Item 1. Security and Issuer
This Schedule 13D (this “Statement”) relates to shares of Class A Common Stock, par value $0.00001 per share (the “Class A Common Stock”), of Aurora Innovation, Inc., a Delaware corporation (the “Issuer”). The address of the principal executive offices of the Issuer is 50 33rd Street, Pittsburgh, PA 15201.
Item 2. Identity and Background
(a) This Statement is filed by James Andrew Bagnell. Mr. Bagnell is referred to as the “Reporting Person.”
(b) The business address of the Reporting Person is c/o Aurora Innovation, Inc., 50 33rd Street, Pittsburgh, PA 15201.
(c) The Reporting Person is the Chief Scientist and a member of the Board of Directors of the Issuer (the “Board”).
(d) During the past five years, the Reporting Person has not been convicted in a criminal proceeding (excluding traffic violations or similar misdemeanors).
(e) During the past five years, the Reporting Person has not been a party to a civil proceeding of a judicial or administrative body of competent jurisdiction and as a result of such proceeding such person was or is subject to a judgment, decree or final order enjoining future violations of, or prohibiting or mandating activities subject to, federal or state securities laws or finding any violation with respect to such laws.
(f) The Reporting Person is a citizen of the United States of America.
Item 3. Source and Amount of Funds or Other Consideration
Reporting Person is deemed to beneficially own an aggregate of 47,304,449 shares of Class B Common Stock of the Issuer, which are convertible at the Reporting Person’s option into shares of the Issuer’s Class A Common Stock on a 1-for-1 basis.
All of the shares of Class B Common Stock reported herein as beneficially owned by the Reporting Person were acquired pursuant to an Agreement and Plan of Merger, dated July 14, 2021, (the “Merger Agreement”), by and among the Issuer (formerly known as Reinvent Technology Partners Y, a Cayman Islands exempted company) (“RTPY”), a special purpose acquisition company, RTPY Merger Sub Inc. (the “Merger Sub”), a direct wholly owned subsidiary of RTPY, and Aurora Innovation Holdings, Inc. (formerly known as Aurora Innovation, Inc.) (“Legacy Aurora”).
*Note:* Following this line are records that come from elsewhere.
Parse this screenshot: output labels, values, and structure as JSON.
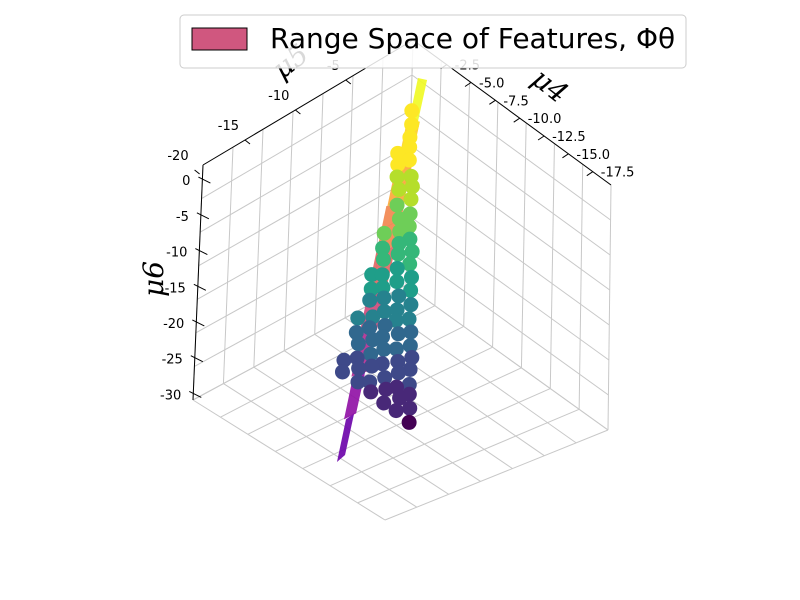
{
  "chart_data": {
    "type": "scatter",
    "projection": "3d",
    "grid": true,
    "legend": {
      "placement": "top-right",
      "label": "Range Space of Features, Φθ",
      "color": "#d0577f"
    },
    "axes": {
      "x": {
        "label": "μ4",
        "ticks": [
          "-2.5",
          "-5.0",
          "-7.5",
          "-10.0",
          "-12.5",
          "-15.0",
          "-17.5"
        ]
      },
      "y": {
        "label": "μ5",
        "ticks": [
          "-5",
          "-10",
          "-15",
          "-20"
        ]
      },
      "z": {
        "label": "μ6",
        "ticks": [
          "0",
          "-5",
          "-10",
          "-15",
          "-20",
          "-25",
          "-30"
        ]
      }
    },
    "colormap": "viridis",
    "plane_colormap": "plasma"
  }
}
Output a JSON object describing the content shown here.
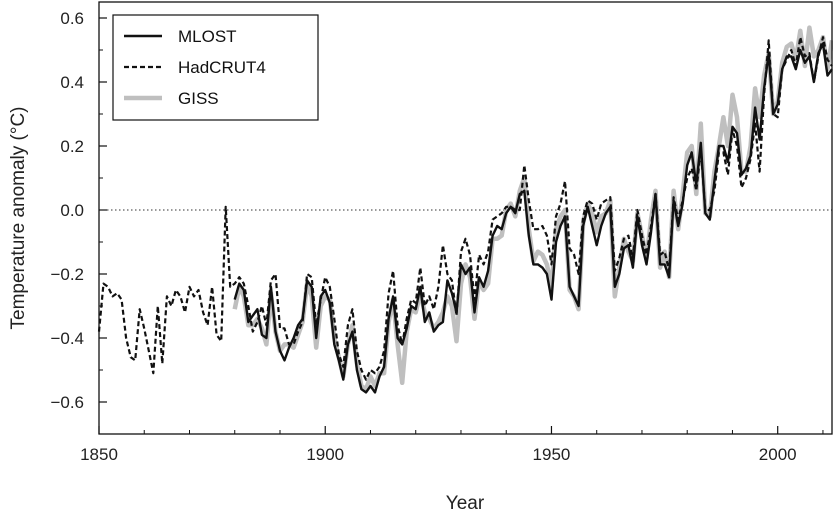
{
  "chart_data": {
    "type": "line",
    "xlabel": "Year",
    "ylabel": "Temperature anomaly (°C)",
    "xlim": [
      1850,
      2012
    ],
    "ylim": [
      -0.7,
      0.65
    ],
    "x_ticks": [
      1850,
      1900,
      1950,
      2000
    ],
    "y_ticks": [
      -0.6,
      -0.4,
      -0.2,
      0.0,
      0.2,
      0.4,
      0.6
    ],
    "y_tick_labels": [
      "−0.6",
      "−0.4",
      "−0.2",
      "0.0",
      "0.2",
      "0.4",
      "0.6"
    ],
    "reference_line": {
      "y": 0.0,
      "style": "dotted"
    },
    "legend_position": "top-left",
    "series": [
      {
        "name": "MLOST",
        "style": "solid",
        "color": "#111111",
        "x": [
          1880,
          1881,
          1882,
          1883,
          1884,
          1885,
          1886,
          1887,
          1888,
          1889,
          1890,
          1891,
          1892,
          1893,
          1894,
          1895,
          1896,
          1897,
          1898,
          1899,
          1900,
          1901,
          1902,
          1903,
          1904,
          1905,
          1906,
          1907,
          1908,
          1909,
          1910,
          1911,
          1912,
          1913,
          1914,
          1915,
          1916,
          1917,
          1918,
          1919,
          1920,
          1921,
          1922,
          1923,
          1924,
          1925,
          1926,
          1927,
          1928,
          1929,
          1930,
          1931,
          1932,
          1933,
          1934,
          1935,
          1936,
          1937,
          1938,
          1939,
          1940,
          1941,
          1942,
          1943,
          1944,
          1945,
          1946,
          1947,
          1948,
          1949,
          1950,
          1951,
          1952,
          1953,
          1954,
          1955,
          1956,
          1957,
          1958,
          1959,
          1960,
          1961,
          1962,
          1963,
          1964,
          1965,
          1966,
          1967,
          1968,
          1969,
          1970,
          1971,
          1972,
          1973,
          1974,
          1975,
          1976,
          1977,
          1978,
          1979,
          1980,
          1981,
          1982,
          1983,
          1984,
          1985,
          1986,
          1987,
          1988,
          1989,
          1990,
          1991,
          1992,
          1993,
          1994,
          1995,
          1996,
          1997,
          1998,
          1999,
          2000,
          2001,
          2002,
          2003,
          2004,
          2005,
          2006,
          2007,
          2008,
          2009,
          2010,
          2011,
          2012
        ],
        "y": [
          -0.28,
          -0.23,
          -0.25,
          -0.35,
          -0.33,
          -0.31,
          -0.39,
          -0.4,
          -0.24,
          -0.38,
          -0.44,
          -0.47,
          -0.43,
          -0.4,
          -0.36,
          -0.34,
          -0.22,
          -0.24,
          -0.4,
          -0.27,
          -0.25,
          -0.29,
          -0.42,
          -0.47,
          -0.53,
          -0.42,
          -0.38,
          -0.5,
          -0.56,
          -0.57,
          -0.55,
          -0.57,
          -0.52,
          -0.49,
          -0.34,
          -0.27,
          -0.4,
          -0.42,
          -0.37,
          -0.3,
          -0.31,
          -0.24,
          -0.35,
          -0.32,
          -0.38,
          -0.36,
          -0.35,
          -0.22,
          -0.26,
          -0.32,
          -0.17,
          -0.2,
          -0.18,
          -0.32,
          -0.21,
          -0.24,
          -0.19,
          -0.08,
          -0.05,
          -0.06,
          -0.01,
          0.01,
          -0.01,
          0.05,
          0.06,
          -0.08,
          -0.17,
          -0.17,
          -0.18,
          -0.2,
          -0.28,
          -0.1,
          -0.05,
          -0.02,
          -0.24,
          -0.27,
          -0.3,
          -0.05,
          0.01,
          -0.05,
          -0.11,
          -0.05,
          -0.01,
          0.01,
          -0.24,
          -0.2,
          -0.12,
          -0.11,
          -0.18,
          -0.02,
          -0.11,
          -0.17,
          -0.07,
          0.05,
          -0.17,
          -0.17,
          -0.21,
          0.03,
          -0.05,
          0.02,
          0.14,
          0.18,
          0.08,
          0.21,
          -0.01,
          -0.03,
          0.09,
          0.2,
          0.2,
          0.15,
          0.26,
          0.24,
          0.11,
          0.13,
          0.17,
          0.32,
          0.22,
          0.38,
          0.49,
          0.3,
          0.33,
          0.44,
          0.48,
          0.48,
          0.44,
          0.5,
          0.46,
          0.48,
          0.4,
          0.49,
          0.52,
          0.42,
          0.44
        ]
      },
      {
        "name": "HadCRUT4",
        "style": "dashed",
        "color": "#111111",
        "x": [
          1850,
          1851,
          1852,
          1853,
          1854,
          1855,
          1856,
          1857,
          1858,
          1859,
          1860,
          1861,
          1862,
          1863,
          1864,
          1865,
          1866,
          1867,
          1868,
          1869,
          1870,
          1871,
          1872,
          1873,
          1874,
          1875,
          1876,
          1877,
          1878,
          1879,
          1880,
          1881,
          1882,
          1883,
          1884,
          1885,
          1886,
          1887,
          1888,
          1889,
          1890,
          1891,
          1892,
          1893,
          1894,
          1895,
          1896,
          1897,
          1898,
          1899,
          1900,
          1901,
          1902,
          1903,
          1904,
          1905,
          1906,
          1907,
          1908,
          1909,
          1910,
          1911,
          1912,
          1913,
          1914,
          1915,
          1916,
          1917,
          1918,
          1919,
          1920,
          1921,
          1922,
          1923,
          1924,
          1925,
          1926,
          1927,
          1928,
          1929,
          1930,
          1931,
          1932,
          1933,
          1934,
          1935,
          1936,
          1937,
          1938,
          1939,
          1940,
          1941,
          1942,
          1943,
          1944,
          1945,
          1946,
          1947,
          1948,
          1949,
          1950,
          1951,
          1952,
          1953,
          1954,
          1955,
          1956,
          1957,
          1958,
          1959,
          1960,
          1961,
          1962,
          1963,
          1964,
          1965,
          1966,
          1967,
          1968,
          1969,
          1970,
          1971,
          1972,
          1973,
          1974,
          1975,
          1976,
          1977,
          1978,
          1979,
          1980,
          1981,
          1982,
          1983,
          1984,
          1985,
          1986,
          1987,
          1988,
          1989,
          1990,
          1991,
          1992,
          1993,
          1994,
          1995,
          1996,
          1997,
          1998,
          1999,
          2000,
          2001,
          2002,
          2003,
          2004,
          2005,
          2006,
          2007,
          2008,
          2009,
          2010,
          2011,
          2012
        ],
        "y": [
          -0.38,
          -0.23,
          -0.24,
          -0.27,
          -0.26,
          -0.28,
          -0.4,
          -0.46,
          -0.47,
          -0.31,
          -0.37,
          -0.44,
          -0.51,
          -0.3,
          -0.48,
          -0.27,
          -0.3,
          -0.25,
          -0.27,
          -0.32,
          -0.24,
          -0.27,
          -0.25,
          -0.32,
          -0.36,
          -0.24,
          -0.39,
          -0.41,
          0.01,
          -0.24,
          -0.23,
          -0.21,
          -0.23,
          -0.3,
          -0.38,
          -0.35,
          -0.3,
          -0.36,
          -0.22,
          -0.2,
          -0.37,
          -0.37,
          -0.42,
          -0.42,
          -0.38,
          -0.35,
          -0.2,
          -0.21,
          -0.36,
          -0.28,
          -0.21,
          -0.24,
          -0.34,
          -0.45,
          -0.49,
          -0.36,
          -0.31,
          -0.44,
          -0.5,
          -0.53,
          -0.5,
          -0.51,
          -0.49,
          -0.44,
          -0.26,
          -0.19,
          -0.36,
          -0.42,
          -0.34,
          -0.28,
          -0.29,
          -0.18,
          -0.3,
          -0.27,
          -0.31,
          -0.24,
          -0.11,
          -0.2,
          -0.22,
          -0.33,
          -0.13,
          -0.09,
          -0.14,
          -0.28,
          -0.14,
          -0.17,
          -0.13,
          -0.03,
          -0.02,
          -0.01,
          0.01,
          0.01,
          0.0,
          0.0,
          0.14,
          0.03,
          -0.06,
          -0.06,
          -0.05,
          -0.08,
          -0.17,
          -0.02,
          0.02,
          0.09,
          -0.12,
          -0.14,
          -0.2,
          -0.02,
          0.03,
          0.02,
          -0.03,
          0.02,
          0.03,
          0.04,
          -0.19,
          -0.15,
          -0.09,
          -0.08,
          -0.15,
          0.0,
          -0.08,
          -0.14,
          -0.05,
          0.05,
          -0.14,
          -0.13,
          -0.19,
          0.04,
          -0.03,
          0.03,
          0.1,
          0.13,
          0.06,
          0.19,
          0.0,
          0.0,
          0.06,
          0.18,
          0.18,
          0.11,
          0.25,
          0.2,
          0.07,
          0.1,
          0.16,
          0.27,
          0.12,
          0.36,
          0.53,
          0.3,
          0.29,
          0.44,
          0.47,
          0.5,
          0.45,
          0.54,
          0.48,
          0.49,
          0.4,
          0.48,
          0.54,
          0.47,
          0.45
        ]
      },
      {
        "name": "GISS",
        "style": "solid-thick",
        "color": "#bfbfbf",
        "x": [
          1880,
          1881,
          1882,
          1883,
          1884,
          1885,
          1886,
          1887,
          1888,
          1889,
          1890,
          1891,
          1892,
          1893,
          1894,
          1895,
          1896,
          1897,
          1898,
          1899,
          1900,
          1901,
          1902,
          1903,
          1904,
          1905,
          1906,
          1907,
          1908,
          1909,
          1910,
          1911,
          1912,
          1913,
          1914,
          1915,
          1916,
          1917,
          1918,
          1919,
          1920,
          1921,
          1922,
          1923,
          1924,
          1925,
          1926,
          1927,
          1928,
          1929,
          1930,
          1931,
          1932,
          1933,
          1934,
          1935,
          1936,
          1937,
          1938,
          1939,
          1940,
          1941,
          1942,
          1943,
          1944,
          1945,
          1946,
          1947,
          1948,
          1949,
          1950,
          1951,
          1952,
          1953,
          1954,
          1955,
          1956,
          1957,
          1958,
          1959,
          1960,
          1961,
          1962,
          1963,
          1964,
          1965,
          1966,
          1967,
          1968,
          1969,
          1970,
          1971,
          1972,
          1973,
          1974,
          1975,
          1976,
          1977,
          1978,
          1979,
          1980,
          1981,
          1982,
          1983,
          1984,
          1985,
          1986,
          1987,
          1988,
          1989,
          1990,
          1991,
          1992,
          1993,
          1994,
          1995,
          1996,
          1997,
          1998,
          1999,
          2000,
          2001,
          2002,
          2003,
          2004,
          2005,
          2006,
          2007,
          2008,
          2009,
          2010,
          2011,
          2012
        ],
        "y": [
          -0.31,
          -0.24,
          -0.27,
          -0.36,
          -0.36,
          -0.34,
          -0.37,
          -0.42,
          -0.26,
          -0.38,
          -0.44,
          -0.42,
          -0.42,
          -0.43,
          -0.39,
          -0.35,
          -0.23,
          -0.27,
          -0.43,
          -0.3,
          -0.27,
          -0.28,
          -0.4,
          -0.46,
          -0.52,
          -0.42,
          -0.36,
          -0.48,
          -0.55,
          -0.56,
          -0.52,
          -0.55,
          -0.51,
          -0.51,
          -0.35,
          -0.28,
          -0.42,
          -0.54,
          -0.38,
          -0.31,
          -0.32,
          -0.26,
          -0.32,
          -0.34,
          -0.37,
          -0.35,
          -0.32,
          -0.27,
          -0.3,
          -0.41,
          -0.23,
          -0.17,
          -0.21,
          -0.34,
          -0.22,
          -0.25,
          -0.23,
          -0.09,
          -0.09,
          -0.08,
          0.0,
          0.02,
          -0.02,
          0.06,
          0.1,
          -0.06,
          -0.16,
          -0.13,
          -0.14,
          -0.17,
          -0.24,
          -0.06,
          -0.02,
          0.0,
          -0.25,
          -0.27,
          -0.31,
          -0.04,
          0.02,
          -0.01,
          -0.07,
          -0.02,
          -0.01,
          0.03,
          -0.27,
          -0.18,
          -0.09,
          -0.13,
          -0.16,
          -0.01,
          -0.08,
          -0.15,
          -0.03,
          0.06,
          -0.18,
          -0.13,
          -0.21,
          0.06,
          -0.06,
          0.05,
          0.18,
          0.2,
          0.05,
          0.27,
          -0.01,
          -0.02,
          0.12,
          0.2,
          0.29,
          0.2,
          0.36,
          0.29,
          0.12,
          0.12,
          0.2,
          0.38,
          0.29,
          0.42,
          0.49,
          0.3,
          0.34,
          0.46,
          0.51,
          0.52,
          0.47,
          0.56,
          0.45,
          0.57,
          0.48,
          0.5,
          0.54,
          0.44,
          0.53
        ]
      }
    ]
  }
}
Pursuant to the terms of the Merger Agreement, RTPY filed a notice of deregistration with the Cayman Islands Registrar of Companies, together with the necessary accompanying documents, and filed a certificate of incorporation and a certificate of corporate domestication with the Secretary of State of the State of Delaware, under which RTPY was domesticated and continues as a Delaware corporation, changing its name to “Aurora Innovation, Inc.” (the “Domestication”), and Merger Sub merged with and into Legacy Aurora, the separate corporate existence of Merger Sub ceasing and Legacy Aurora being the surviving corporation and a wholly owned subsidiary of the Issuer (the “Merger”). The Domestication and the Merger (collectively, the “Business Combination”) was consummated on November 3, 2021.
In connection with the closing of the Merger (the “Closing”), each share of Legacy Aurora Class B Stock, par value $0.0001 per share, held by the Reporting Person was cancelled and converted into the right to receive a number of shares of the Issuer’s Class B Common Stock equal to approximately 2.1708 (the “Exchange Ratio”).
Item 4. Purpose of Transaction
The information set forth in Item 3 of this Schedule 13D is incorporated by reference in its entirety into this Item 4.
Item 5. Interest in Securities of the Issuer
(a) The Reporting Person is the beneficial owner of 47,304,449 shares of Class B Common Stock of the Issuer, representing approximately 6.85% of the outstanding Class A Common Stock of the Issuer. Such percentage calculation is (i) based on 642,869,548 shares of Class A Common Stock outstanding as of November 3, 2021, as disclosed in the Issuer’s Registration Statement on Form S-1 filed with the Securities and Exchange Commission on November 5, 2021, and (ii) assumes the conversion of 47,304,449 shares of Class B Common Stock held by the Reporting Person into 47,304,449 shares of Class A Common Stock.
Each share of Class B Common Stock is convertible at any time into one share of Class A Common Stock at the option of the holder and has no expiration date. Additionally, each share of Class B Common Stock will convert automatically into one share of Class A Common Stock upon transfer, whether or not for value (subject to certain exceptions) and upon the occurrence of certain other events set forth in the Issuer’s Amended and Restated Certificate of Incorporation. Each share of Class B Common Stock is entitled to ten votes per share, whereas each share of Class A Common Stock is entitled to one vote per share.